Die Vertreter wurden von einem internationalen Komitee zur Standortauswahl beraten und haben ausführliche Beiträge vom CTA-Konsortium über die Vorzüge der vorgeschlagenen Standorte erhalten. Das Konsortium geht davon aus, dass die Wahl des Standorts gegen Ende 2014 abgeschlossen sein wird.
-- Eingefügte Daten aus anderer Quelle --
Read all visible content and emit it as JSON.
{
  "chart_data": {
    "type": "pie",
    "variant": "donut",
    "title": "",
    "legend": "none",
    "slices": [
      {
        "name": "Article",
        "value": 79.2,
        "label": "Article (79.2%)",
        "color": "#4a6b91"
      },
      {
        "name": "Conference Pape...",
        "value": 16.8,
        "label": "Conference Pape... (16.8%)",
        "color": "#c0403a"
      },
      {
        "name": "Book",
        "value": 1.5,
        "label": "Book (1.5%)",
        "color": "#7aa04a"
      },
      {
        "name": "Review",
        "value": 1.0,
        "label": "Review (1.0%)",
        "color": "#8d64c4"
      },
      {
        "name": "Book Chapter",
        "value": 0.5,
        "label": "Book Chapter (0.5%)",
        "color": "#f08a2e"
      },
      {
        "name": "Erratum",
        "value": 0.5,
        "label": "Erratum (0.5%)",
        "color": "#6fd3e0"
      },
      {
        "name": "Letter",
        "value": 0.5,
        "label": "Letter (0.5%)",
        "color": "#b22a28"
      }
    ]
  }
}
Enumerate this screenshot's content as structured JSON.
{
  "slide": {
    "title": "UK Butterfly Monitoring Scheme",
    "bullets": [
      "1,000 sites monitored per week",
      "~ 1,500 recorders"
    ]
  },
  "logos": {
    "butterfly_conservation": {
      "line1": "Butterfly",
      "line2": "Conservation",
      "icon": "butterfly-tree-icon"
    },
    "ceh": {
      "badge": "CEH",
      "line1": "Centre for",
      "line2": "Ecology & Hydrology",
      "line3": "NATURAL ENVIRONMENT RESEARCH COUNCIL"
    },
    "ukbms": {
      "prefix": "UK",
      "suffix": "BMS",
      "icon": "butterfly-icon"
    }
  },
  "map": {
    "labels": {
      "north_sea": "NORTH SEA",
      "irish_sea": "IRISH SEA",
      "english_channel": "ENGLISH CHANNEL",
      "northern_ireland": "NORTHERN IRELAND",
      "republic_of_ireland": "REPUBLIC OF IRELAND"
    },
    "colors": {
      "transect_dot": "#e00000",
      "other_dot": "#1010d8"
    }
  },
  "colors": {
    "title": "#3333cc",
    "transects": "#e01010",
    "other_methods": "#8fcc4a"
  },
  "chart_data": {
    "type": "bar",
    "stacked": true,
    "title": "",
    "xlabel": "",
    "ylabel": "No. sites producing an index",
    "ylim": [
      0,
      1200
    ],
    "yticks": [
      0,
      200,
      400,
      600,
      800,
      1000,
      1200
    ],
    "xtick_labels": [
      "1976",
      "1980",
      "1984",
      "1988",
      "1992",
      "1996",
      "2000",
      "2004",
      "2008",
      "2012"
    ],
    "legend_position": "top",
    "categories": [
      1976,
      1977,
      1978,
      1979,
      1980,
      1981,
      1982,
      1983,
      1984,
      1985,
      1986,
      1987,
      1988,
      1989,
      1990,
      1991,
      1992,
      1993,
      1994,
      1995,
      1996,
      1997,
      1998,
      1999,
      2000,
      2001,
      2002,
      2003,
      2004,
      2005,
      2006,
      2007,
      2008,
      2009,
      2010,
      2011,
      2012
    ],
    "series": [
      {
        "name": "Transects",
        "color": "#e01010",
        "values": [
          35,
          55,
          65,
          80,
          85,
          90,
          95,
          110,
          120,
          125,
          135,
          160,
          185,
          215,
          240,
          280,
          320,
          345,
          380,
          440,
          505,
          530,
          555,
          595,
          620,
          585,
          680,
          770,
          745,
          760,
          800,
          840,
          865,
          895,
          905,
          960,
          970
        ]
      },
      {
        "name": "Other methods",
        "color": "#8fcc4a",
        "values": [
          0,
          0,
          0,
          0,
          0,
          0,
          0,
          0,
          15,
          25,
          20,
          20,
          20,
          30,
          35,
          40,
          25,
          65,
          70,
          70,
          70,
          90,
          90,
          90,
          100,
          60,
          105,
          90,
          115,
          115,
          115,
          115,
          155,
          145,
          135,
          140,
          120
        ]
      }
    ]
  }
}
Professor Werner Hofmann, der Sprecher des CTA-Konsortiums, kommentierte: “Die Wahl des Standorts ist eine kritische Phase auf dem Weg zur Implementierung des CTA; die Entscheidung stellt einen wichtigen Fortschritt dar und wir wissen das Engagement und die Unterstützung der Förderinstitutionen und der Abgeordneten, der bei der Entscheidung involvierten Länder, zu schätzen.”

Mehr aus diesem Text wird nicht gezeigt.